Seminars are the bread and butter of “retired” teachers![i] If a seminar is offered, somewhere close lurks an ex-teacher. You know the adage: If you can’t do, teach. Well, when you tire of teaching, set up an LLC, design some cool junk mail, and offer a seminar. If you cannot retire, teach a seminar.

A seminar smorgasbord

You can find a seminar on just about any topic related to education: a reading seminar, a writing seminar, a spelling seminar, a grammar seminar, a punctuation seminar. I’ve even seen a seminar on the use of the comma. (I attended, and, my use, of the comma, is impeccable, now.)

Now, before you think that I don’t like attending seminars, consider this: A seminar is kind of like a paid vacation for a teacher. Apart from writing lesson plans and procuring a sub for three days, there’s very little work involved in attending a seminar other than taking notes, and in the perfect scenario, your school district pays for it. If you ever personally have to pay for it, make sure it’s worth it.

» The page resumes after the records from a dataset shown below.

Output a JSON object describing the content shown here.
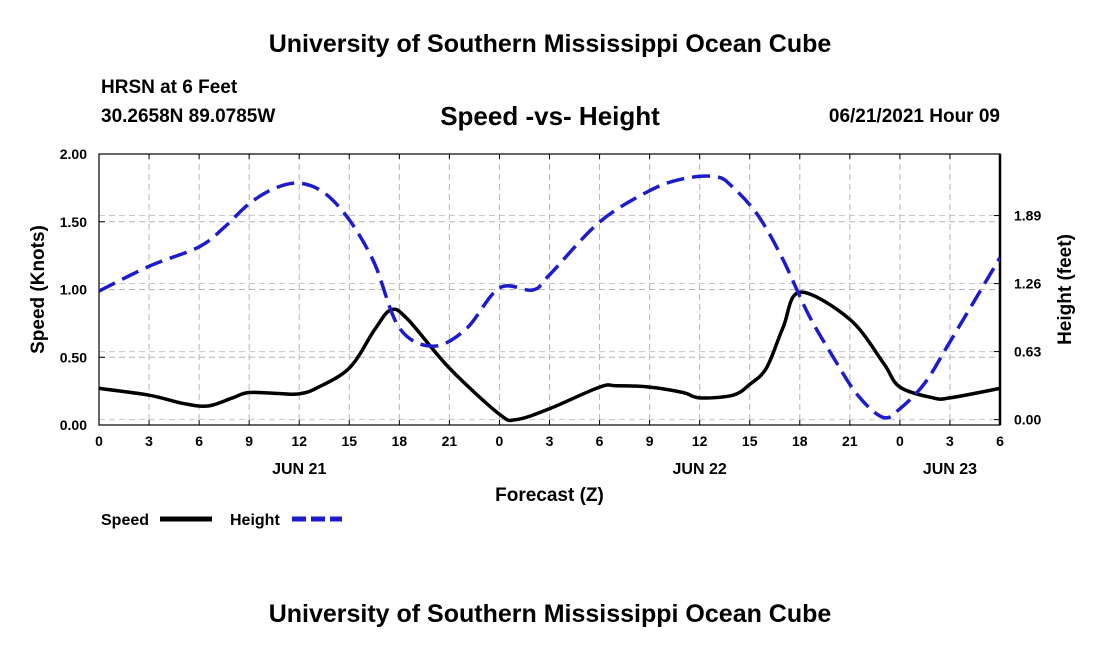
{
  "header": {
    "title": "University of Southern Mississippi Ocean Cube",
    "station": "HRSN at 6 Feet",
    "coords": "30.2658N  89.0785W",
    "subtitle": "Speed -vs- Height",
    "datetime": "06/21/2021 Hour 09"
  },
  "footer": {
    "title": "University of Southern Mississippi Ocean Cube"
  },
  "chart_data": {
    "type": "line",
    "xlabel": "Forecast (Z)",
    "ylabel": "Speed (Knots)",
    "y2label": "Height (feet)",
    "x_range_hours": [
      0,
      54
    ],
    "x_ticks": [
      "0",
      "3",
      "6",
      "9",
      "12",
      "15",
      "18",
      "21",
      "0",
      "3",
      "6",
      "9",
      "12",
      "15",
      "18",
      "21",
      "0",
      "3",
      "6"
    ],
    "day_labels": [
      {
        "label": "JUN 21",
        "hour": 12
      },
      {
        "label": "JUN 22",
        "hour": 36
      },
      {
        "label": "JUN 23",
        "hour": 51
      }
    ],
    "ylim": [
      0,
      2
    ],
    "y_ticks": [
      "0.00",
      "0.50",
      "1.00",
      "1.50",
      "2.00"
    ],
    "y2lim": [
      -0.05,
      2.46
    ],
    "y2_ticks": [
      "0.00",
      "0.63",
      "1.26",
      "1.89"
    ],
    "grid": true,
    "legend": "bottom-left",
    "series": [
      {
        "name": "Speed",
        "axis": "left",
        "color": "#000000",
        "style": "solid",
        "x": [
          0,
          3,
          5,
          6.5,
          8,
          9,
          11,
          12,
          13,
          15,
          16.5,
          17.5,
          18.5,
          21,
          24,
          25,
          27,
          30,
          31,
          33,
          35,
          36,
          38,
          39,
          40,
          41,
          42,
          45,
          47,
          48,
          50,
          51,
          54
        ],
        "values": [
          0.27,
          0.22,
          0.16,
          0.14,
          0.2,
          0.24,
          0.23,
          0.23,
          0.27,
          0.42,
          0.7,
          0.85,
          0.78,
          0.42,
          0.08,
          0.04,
          0.12,
          0.28,
          0.29,
          0.28,
          0.24,
          0.2,
          0.22,
          0.3,
          0.42,
          0.72,
          0.98,
          0.78,
          0.46,
          0.28,
          0.2,
          0.2,
          0.27
        ]
      },
      {
        "name": "Height",
        "axis": "right",
        "color": "#1c1ccc",
        "style": "dashed",
        "x": [
          0,
          3,
          6,
          7.5,
          9,
          10.5,
          12,
          13.5,
          15,
          16.5,
          18,
          20,
          22,
          24,
          26,
          27,
          30,
          33,
          35,
          37,
          38,
          39.5,
          41,
          42.5,
          44,
          45.5,
          47,
          48,
          49.5,
          51,
          54
        ],
        "values": [
          1.19,
          1.42,
          1.6,
          1.78,
          2.0,
          2.14,
          2.19,
          2.1,
          1.85,
          1.45,
          0.85,
          0.68,
          0.84,
          1.22,
          1.2,
          1.34,
          1.83,
          2.12,
          2.23,
          2.25,
          2.15,
          1.89,
          1.48,
          0.98,
          0.58,
          0.22,
          0.02,
          0.1,
          0.34,
          0.72,
          1.5
        ]
      }
    ]
  }
}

Some seminars are not worth the vacation. These are held at the local airport hotel in a stuffy conference room that still smells like the party that rocked there over the weekend. The walls are beigey with carpet on them. The lighting is flickering fluorescent. The air does not move, and the PA system seldom works.

The Seminar “S” Rule

Being a veteran teacher and attendee of numerous seminars, I have found that the best seminars are held in cities that start with “S”. If the seminar is held in a city that starts with “S”, you’re probably going to learn a thing or two. Find a seminar in places like San Antonio with its Riverwalk and the Alamo, or in St. Louis with its views of the Missouri, the blues, and the ribs, or in Seattle with its seafood and boutique coffee roasters on Puget Sound. But the mecca (Please excuse the religious reference in an article on public education) of all seminar venues is San Francisco. The city is accessible via BART, the subway system, and the various attractions are accessible via cable cars and city transit. The Golden Gate Bridge is a must on anyone’s tourism list. Chinatown alone demands a visit. The weather is always great in the winter. The seminar will always be worth it because of its locale, its seafood, and the loaves of sourdough bread. Once, I got in the background of a The Streets of San Francisco episode in San Francisco. If there’s a seminar in San Francisco, by all means, go.

Oh yeah! You may learn something, too.

[i] They are retired only in the sense that they have retired from teaching kids under the age of eighteen.